This is the 195th installment of a series in which artists send in a photo and a description of their workspace. In light of COVID-19, we’ve asked participants to reflect on how the pandemic has impacted their studio space and/or if their work process has changed while quarantining. Want to take part? Please submit your studio! Just check out the submission guidelines.

Kendra Larson, Portland, Oregon

My studio space means the world to me. It is where I paint mysterious lands seeped in magic, wonder, and fear. Since the pandemic started, my studio has become my social world and virtual classroom where I teach college students to draw while my five-year-old son plays nearby. Approximately 15 feet from the back door of my house in Portland Oregon, this oasis of art, work, and family lies.

This year has made me grateful for a home studio (convenient and isolated), yet the anxiety of these times has made me feel a bit untethered, like floating without control. In response I found that working smaller and on paper gives me predictability and peace that are very important for my mental health. Recently, as a response to the wildfires, I have started a daily practice of creating oil pastel drawings of smoke. These are exploring the overlap of sublimity and environmental concerns. I also see the repetition of this daily ritual as a meditation on the monotony of life during the pandemic. My hope is that my little studio world can be transformed into a large, wondrous world of beauty and magic for my viewers.

Arlene Gale Milgram, Trenton, New Jersey

I have always been a more serious artist than my studio space would imply. I carry out my practice on my kitchen table, the floor between bedroom and bathroom, and on a drawing table in the living room. The pandemic cut down even on that small space because cooking has become almost as important as art making these days. For that reason the kitchen table is off limits.

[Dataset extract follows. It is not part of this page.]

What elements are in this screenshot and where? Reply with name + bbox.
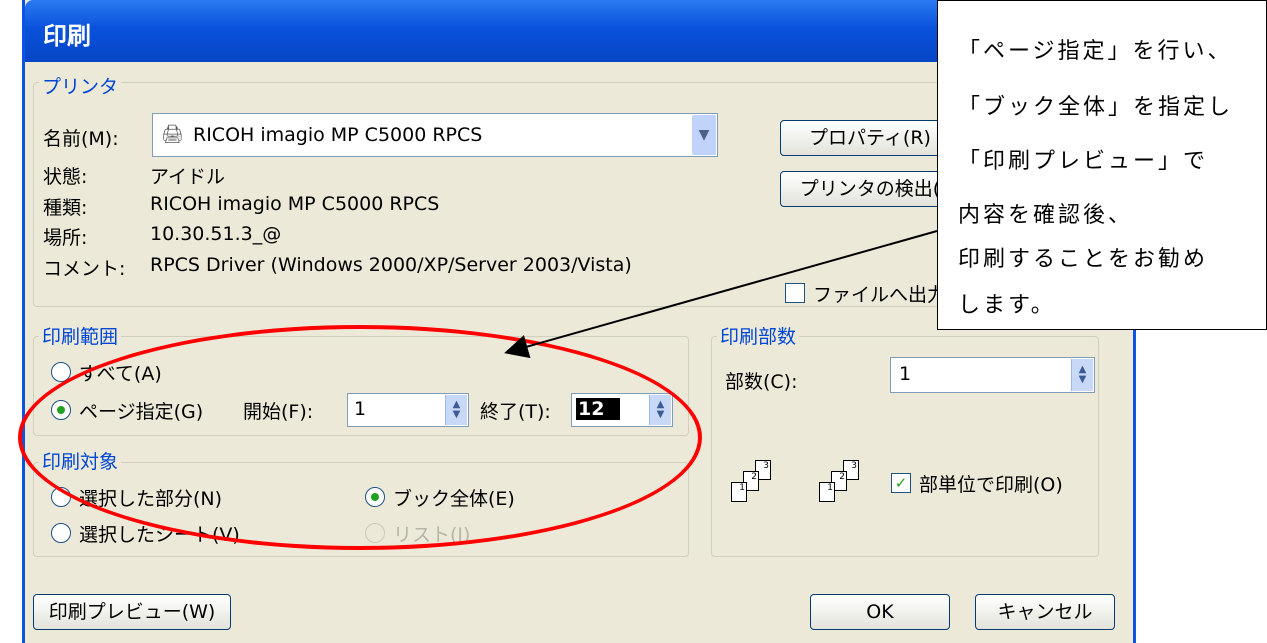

These new restrictions mean I have to commit to one media at a time. I started the pandemic repurposing old prints into new collages. Currently I am involved with exploring watercolor, a favorite media from my past. I can work two paintings at a time, moving them from floor to table in turn. The immediacy of watercolor suits my new inability to focus for long periods of time. I make a mark and let it be. What may start randomly, becomes meditative. A day of painting may result in three days of repair during which I can reclaim the painting and deal with whatever is on my mind that is expressed therein. Posting it immediately on Instagram is a way to signal the end of one piece and a reason to soon begin again. There is an immediate, if not in-person response. In a time when I’m not actively showing my work, this allows some exposure and feedback.

Working this way feels right for this time. There is comfort in making meaning from random marks. A media that is easily out of control mirrors a society ravaged by a random virus.

Aleya Hoerlein, Taos, New Mexico

I’ve established a space to work that is mostly very minimal, paintings hang on the north wall to dry and I work on those in progress on the west wall. A rolling table roams about the room with me; it is covered in brushes, paints, and palettes. The shapes I paint convey both negative and positive spaces, sometimes a dark color recedes into a void, a nothingness; at other times, the darkness becomes the subject and gradients of colors become the background. The gradients are a gradually dawning or dimming light source, an expansion, and a fleeting moment of time. 

I began this new series of abstract, hard-edged oil paintings during the pandemic to express my desire for closeness and meaning in a time of isolation. The pandemic has created loneliness, distance from and longing for loved ones, and feelings of uncertainty and emptiness. It has created a time that seems endless while also making us feel as if time doesn’t exist. But, it has also offered new beginnings for many of us. For me, isolation has been a time for self-reflection, for starting new projects, for discovering new directions in my work.